Como resultado de la actividad del cazador, la vida se disgrega en fragmentos, se desmiembra, simplemente se vuelve episódica: un conjunto de episodios que buscamos exprimir al máximo para luego trasladarnos hacia otro sitio; un conjunto de experiencias y aventuras que se mantienen unidas solo por el hecho de haber sido vividas por la misma persona. Podríamos decir que la vida es una serie de inicios siempre nuevos y que –para usar una palabra muy de moda en los Estados Unidos– los individuos se convierten en los siempre nuevos, los born again, como si pudieran eliminar completamente todo lo anterior al presente y empezar siempre.
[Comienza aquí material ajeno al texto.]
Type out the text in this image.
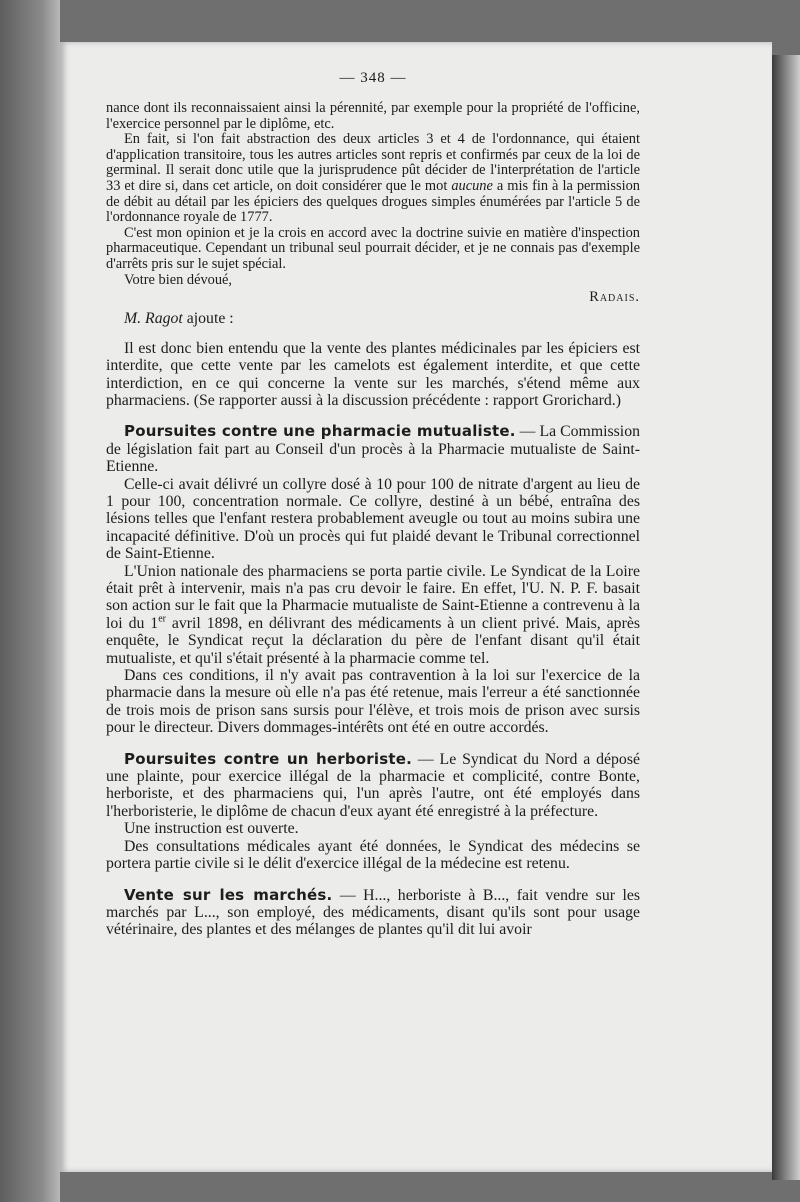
— 348 —

nance dont ils reconnaissaient ainsi la pérennité, par exemple pour la propriété de l'officine, l'exercice personnel par le diplôme, etc.

En fait, si l'on fait abstraction des deux articles 3 et 4 de l'ordonnance, qui étaient d'application transitoire, tous les autres articles sont repris et confirmés par ceux de la loi de germinal. Il serait donc utile que la jurisprudence pût décider de l'interprétation de l'article 33 et dire si, dans cet article, on doit considérer que le mot aucune a mis fin à la permission de débit au détail par les épiciers des quelques drogues simples énumérées par l'article 5 de l'ordonnance royale de 1777.

C'est mon opinion et je la crois en accord avec la doctrine suivie en matière d'inspection pharmaceutique. Cependant un tribunal seul pourrait décider, et je ne connais pas d'exemple d'arrêts pris sur le sujet spécial.

Votre bien dévoué,

Radais.

M. Ragot ajoute :

Il est donc bien entendu que la vente des plantes médicinales par les épiciers est interdite, que cette vente par les camelots est également interdite, et que cette interdiction, en ce qui concerne la vente sur les marchés, s'étend même aux pharmaciens. (Se rapporter aussi à la discussion précédente : rapport Grorichard.)

Poursuites contre une pharmacie mutualiste. — La Commission de législation fait part au Conseil d'un procès à la Pharmacie mutualiste de Saint-Etienne.

Celle-ci avait délivré un collyre dosé à 10 pour 100 de nitrate d'argent au lieu de 1 pour 100, concentration normale. Ce collyre, destiné à un bébé, entraîna des lésions telles que l'enfant restera probablement aveugle ou tout au moins subira une incapacité définitive. D'où un procès qui fut plaidé devant le Tribunal correctionnel de Saint-Etienne.

L'Union nationale des pharmaciens se porta partie civile. Le Syndicat de la Loire était prêt à intervenir, mais n'a pas cru devoir le faire. En effet, l'U. N. P. F. basait son action sur le fait que la Pharmacie mutualiste de Saint-Etienne a contrevenu à la loi du 1er avril 1898, en délivrant des médicaments à un client privé. Mais, après enquête, le Syndicat reçut la déclaration du père de l'enfant disant qu'il était mutualiste, et qu'il s'était présenté à la pharmacie comme tel.

Dans ces conditions, il n'y avait pas contravention à la loi sur l'exercice de la pharmacie dans la mesure où elle n'a pas été retenue, mais l'erreur a été sanctionnée de trois mois de prison sans sursis pour l'élève, et trois mois de prison avec sursis pour le directeur. Divers dommages-intérêts ont été en outre accordés.

Poursuites contre un herboriste. — Le Syndicat du Nord a déposé une plainte, pour exercice illégal de la pharmacie et complicité, contre Bonte, herboriste, et des pharmaciens qui, l'un après l'autre, ont été employés dans l'herboristerie, le diplôme de chacun d'eux ayant été enregistré à la préfecture.

Une instruction est ouverte.

Des consultations médicales ayant été données, le Syndicat des médecins se portera partie civile si le délit d'exercice illégal de la médecine est retenu.

Vente sur les marchés. — H..., herboriste à B..., fait vendre sur les marchés par L..., son employé, des médicaments, disant qu'ils sont pour usage vétérinaire, des plantes et des mélanges de plantes qu'il dit lui avoir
Esta es la actitud del cazador que se manifiesta en el carácter episódico de la vida; una serie de situaciones y de eventos inconexos, un desplazamiento de aventura en aventura y de experiencia en experiencia, sin que se tenga la menor idea de lo que sucederá el año siguiente. 

Daniel Cohen, el economista de la Sorbona, recordó que hace cincuenta años, cuando los empleados nuevos de Ford comenzaban a trabajar, tenían la seguridad de que permanecerían en aquel puesto de trabajo durante los cuarenta años sucesivos, mientras que hoy los jóvenes, aquellos ambiciosos, enérgicos y afortunados que buscan trabajo en Silicon Valley con los muchos Bill Gates que hay en esos parques tecnológicos –un trabajo que parece representar uno de sus más grandes sueños– no tienen idea de qué les sucederá después de un año, o inclusive, en los seis meses siguientes. No es casual que según un cálculo realizado por el sociólogo Richard Sennet, la duración media de un empleo en Silicon Valley sea de ocho meses. Es la perspectiva del cazador: disparar, disparar y disparar, luego, concluida la partida de caza, moverse hacia otro lugar, y recomenzar. De nuevo.

 

Este fragmento es una de las respuestas de Zygmunt Bauman en Modernidad y globalización, un libro que recoge una extensa entrevista que realizó el filósofo de la modernidad líquida con el periodista Giuliano Battiston, y que ahora publican editorial Octubre y Eduvim.